Enquanto falava comigo e prometia providências, eu seguia pendurado em seu braço. Chegamos ao mesmo corredor

(Aguarde aqui.)

Sentei. A cara não devia ser das melhores, acho mesmo que era uma das minhas piores. Outro cordeiro, sem consciência da nossa condição de sacrifícios desnecessários, veio me consolar

(O que o senhor tem?) (Pedra nos rins.)

Nesta altura, já tinha nos dois. O doutor encontrou uma que não doía no rim esquerdo, não sabia que na verdade, ela estava no rim direito. Mas não tem como ver direito ou esquerdo atendendo ao telefone, né doutor

(O senhor não pode ficar assim aqui.)

Pronto, sou um estorvo ou mau exemplo, gemendo de dor pelos corredores. O homem tornou a falar

(O que o senhor está esperando?) (O resultado da tomografia.)

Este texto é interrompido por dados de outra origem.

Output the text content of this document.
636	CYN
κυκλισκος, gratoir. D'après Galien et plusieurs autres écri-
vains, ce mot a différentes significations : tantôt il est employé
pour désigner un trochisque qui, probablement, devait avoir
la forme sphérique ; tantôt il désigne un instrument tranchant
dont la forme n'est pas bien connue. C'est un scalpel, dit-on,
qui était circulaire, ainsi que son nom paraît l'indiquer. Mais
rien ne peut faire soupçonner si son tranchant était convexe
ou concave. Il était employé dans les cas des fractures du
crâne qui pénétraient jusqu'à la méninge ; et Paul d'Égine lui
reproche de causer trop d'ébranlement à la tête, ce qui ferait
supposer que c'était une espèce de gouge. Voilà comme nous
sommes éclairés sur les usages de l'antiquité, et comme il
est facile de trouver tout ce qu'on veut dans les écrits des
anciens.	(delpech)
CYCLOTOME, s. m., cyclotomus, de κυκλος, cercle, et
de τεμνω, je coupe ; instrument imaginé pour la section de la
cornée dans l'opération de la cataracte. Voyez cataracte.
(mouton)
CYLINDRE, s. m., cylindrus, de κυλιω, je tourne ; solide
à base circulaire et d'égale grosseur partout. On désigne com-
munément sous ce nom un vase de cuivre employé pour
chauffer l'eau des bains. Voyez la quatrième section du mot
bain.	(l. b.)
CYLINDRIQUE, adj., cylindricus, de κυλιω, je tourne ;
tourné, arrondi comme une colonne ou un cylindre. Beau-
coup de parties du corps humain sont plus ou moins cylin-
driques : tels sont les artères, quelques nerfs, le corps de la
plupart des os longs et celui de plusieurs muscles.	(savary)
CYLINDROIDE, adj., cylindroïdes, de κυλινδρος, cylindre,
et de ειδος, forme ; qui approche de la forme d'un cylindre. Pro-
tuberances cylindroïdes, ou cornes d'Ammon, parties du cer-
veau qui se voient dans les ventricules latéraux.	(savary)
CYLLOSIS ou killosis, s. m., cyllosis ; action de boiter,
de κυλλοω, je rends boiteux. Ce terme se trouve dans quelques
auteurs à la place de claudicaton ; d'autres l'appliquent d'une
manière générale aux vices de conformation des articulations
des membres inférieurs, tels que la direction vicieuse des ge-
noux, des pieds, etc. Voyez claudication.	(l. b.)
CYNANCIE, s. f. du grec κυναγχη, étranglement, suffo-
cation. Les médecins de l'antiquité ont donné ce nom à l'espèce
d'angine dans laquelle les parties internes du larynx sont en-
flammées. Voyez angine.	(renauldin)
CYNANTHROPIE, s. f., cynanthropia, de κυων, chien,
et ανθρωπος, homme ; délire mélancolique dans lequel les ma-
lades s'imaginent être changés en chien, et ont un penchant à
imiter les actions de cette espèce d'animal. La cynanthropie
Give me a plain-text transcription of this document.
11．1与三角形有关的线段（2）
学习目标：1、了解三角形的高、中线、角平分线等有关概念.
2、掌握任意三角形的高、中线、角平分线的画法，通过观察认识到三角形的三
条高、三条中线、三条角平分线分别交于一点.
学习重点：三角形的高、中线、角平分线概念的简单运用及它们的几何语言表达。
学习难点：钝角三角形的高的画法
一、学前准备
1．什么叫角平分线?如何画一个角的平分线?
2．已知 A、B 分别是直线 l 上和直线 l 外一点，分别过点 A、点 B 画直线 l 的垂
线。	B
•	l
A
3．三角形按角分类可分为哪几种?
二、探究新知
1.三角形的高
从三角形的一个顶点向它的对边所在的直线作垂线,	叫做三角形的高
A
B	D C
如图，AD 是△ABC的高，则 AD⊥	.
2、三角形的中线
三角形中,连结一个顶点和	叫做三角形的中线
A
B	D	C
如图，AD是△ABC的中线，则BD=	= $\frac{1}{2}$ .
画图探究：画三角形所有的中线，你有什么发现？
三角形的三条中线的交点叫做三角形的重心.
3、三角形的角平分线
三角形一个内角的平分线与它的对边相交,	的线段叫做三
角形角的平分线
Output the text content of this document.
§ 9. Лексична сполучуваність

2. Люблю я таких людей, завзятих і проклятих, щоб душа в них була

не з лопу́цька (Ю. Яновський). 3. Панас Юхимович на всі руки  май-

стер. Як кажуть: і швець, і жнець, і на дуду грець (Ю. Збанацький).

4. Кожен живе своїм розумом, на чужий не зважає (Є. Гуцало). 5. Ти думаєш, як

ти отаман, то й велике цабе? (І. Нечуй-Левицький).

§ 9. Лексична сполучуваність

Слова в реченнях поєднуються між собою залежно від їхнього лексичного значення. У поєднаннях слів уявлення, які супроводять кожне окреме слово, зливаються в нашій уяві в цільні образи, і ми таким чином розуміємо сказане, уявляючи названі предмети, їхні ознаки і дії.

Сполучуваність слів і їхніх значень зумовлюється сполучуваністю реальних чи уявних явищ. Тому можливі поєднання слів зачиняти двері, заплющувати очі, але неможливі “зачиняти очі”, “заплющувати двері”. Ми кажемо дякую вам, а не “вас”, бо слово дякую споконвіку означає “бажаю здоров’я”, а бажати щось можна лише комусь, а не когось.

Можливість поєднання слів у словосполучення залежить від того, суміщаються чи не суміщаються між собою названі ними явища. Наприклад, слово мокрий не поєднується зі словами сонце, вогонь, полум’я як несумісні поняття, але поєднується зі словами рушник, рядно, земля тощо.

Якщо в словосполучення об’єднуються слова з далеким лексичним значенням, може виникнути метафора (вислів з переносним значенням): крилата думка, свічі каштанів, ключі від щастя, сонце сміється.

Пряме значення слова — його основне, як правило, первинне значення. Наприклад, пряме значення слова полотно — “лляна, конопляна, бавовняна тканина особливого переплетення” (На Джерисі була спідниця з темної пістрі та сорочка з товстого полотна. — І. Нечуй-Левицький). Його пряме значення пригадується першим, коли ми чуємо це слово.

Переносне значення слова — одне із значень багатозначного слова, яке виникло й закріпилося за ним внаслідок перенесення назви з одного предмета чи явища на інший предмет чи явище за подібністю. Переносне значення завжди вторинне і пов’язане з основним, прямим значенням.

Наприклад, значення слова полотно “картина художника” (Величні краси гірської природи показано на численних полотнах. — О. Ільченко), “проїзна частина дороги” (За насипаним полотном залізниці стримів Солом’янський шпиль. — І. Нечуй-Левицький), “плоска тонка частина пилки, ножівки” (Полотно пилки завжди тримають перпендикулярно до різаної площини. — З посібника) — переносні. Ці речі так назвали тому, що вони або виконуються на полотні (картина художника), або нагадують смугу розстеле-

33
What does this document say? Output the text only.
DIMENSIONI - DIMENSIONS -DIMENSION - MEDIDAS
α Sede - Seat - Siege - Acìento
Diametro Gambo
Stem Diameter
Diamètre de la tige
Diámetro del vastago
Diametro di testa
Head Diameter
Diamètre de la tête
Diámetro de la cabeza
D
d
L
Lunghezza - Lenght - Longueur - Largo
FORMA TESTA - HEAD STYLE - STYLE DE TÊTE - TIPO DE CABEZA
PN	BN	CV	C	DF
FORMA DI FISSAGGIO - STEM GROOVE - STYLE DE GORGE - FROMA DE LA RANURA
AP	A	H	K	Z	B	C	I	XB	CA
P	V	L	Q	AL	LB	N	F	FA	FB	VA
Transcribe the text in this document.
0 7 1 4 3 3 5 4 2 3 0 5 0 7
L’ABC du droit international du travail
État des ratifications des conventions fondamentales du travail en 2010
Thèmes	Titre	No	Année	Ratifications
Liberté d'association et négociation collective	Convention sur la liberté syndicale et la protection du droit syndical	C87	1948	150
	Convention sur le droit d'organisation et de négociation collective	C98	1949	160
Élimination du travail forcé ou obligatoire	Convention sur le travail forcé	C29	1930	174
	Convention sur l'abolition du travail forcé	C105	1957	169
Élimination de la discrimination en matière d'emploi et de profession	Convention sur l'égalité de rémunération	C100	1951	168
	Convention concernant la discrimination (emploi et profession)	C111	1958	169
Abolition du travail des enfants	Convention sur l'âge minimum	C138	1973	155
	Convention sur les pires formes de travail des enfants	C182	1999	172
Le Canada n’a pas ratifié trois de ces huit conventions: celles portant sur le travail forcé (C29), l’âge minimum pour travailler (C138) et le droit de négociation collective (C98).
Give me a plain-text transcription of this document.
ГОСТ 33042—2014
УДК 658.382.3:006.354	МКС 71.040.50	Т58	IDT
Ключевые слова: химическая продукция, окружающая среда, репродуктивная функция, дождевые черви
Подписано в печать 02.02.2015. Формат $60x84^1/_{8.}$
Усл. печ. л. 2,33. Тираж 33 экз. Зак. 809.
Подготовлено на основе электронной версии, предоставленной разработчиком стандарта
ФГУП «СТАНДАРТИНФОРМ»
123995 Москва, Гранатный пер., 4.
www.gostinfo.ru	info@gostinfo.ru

Não esperou mais e entrou pela porta de saída da tomografia. Pensei em advertir para tomar cuidado. Entrou e já saiu com uma vestida com um uniforme de chefe de alguma coisa

(Ele não pode ficar aqui, nesse estado.) (Mas o doutor ainda está fazendo a análise do exame.) (Ele não pode ficar aqui... assim. Dê um jeito.)

Virou as costas e saiu. A moça ficou nos olhando, eu e a minha dor. Esse homem não era um cordeiro, mas o guardador das ovelhas

(O senhor pode vir comigo?) (Não.)

Foi a primeira vez que vi um jeito de me negar a subir ao altar. Não sabia se ela queria apenas me esconder ou se ela havia entendido corretamente as ordens do seu guardador

(Ele não pode continuar sofrendo.)

Para mim, essas foram suas ordens, mas e ela, ouviu e percebeu a minha dor? Não podia me arriscar

(O senhor pegue na minha mão.)

Tive ganas de responder que já segurava na mão de Deus

(Não.) (Quem é seu médico?) (O doutor.) (Espere aqui.)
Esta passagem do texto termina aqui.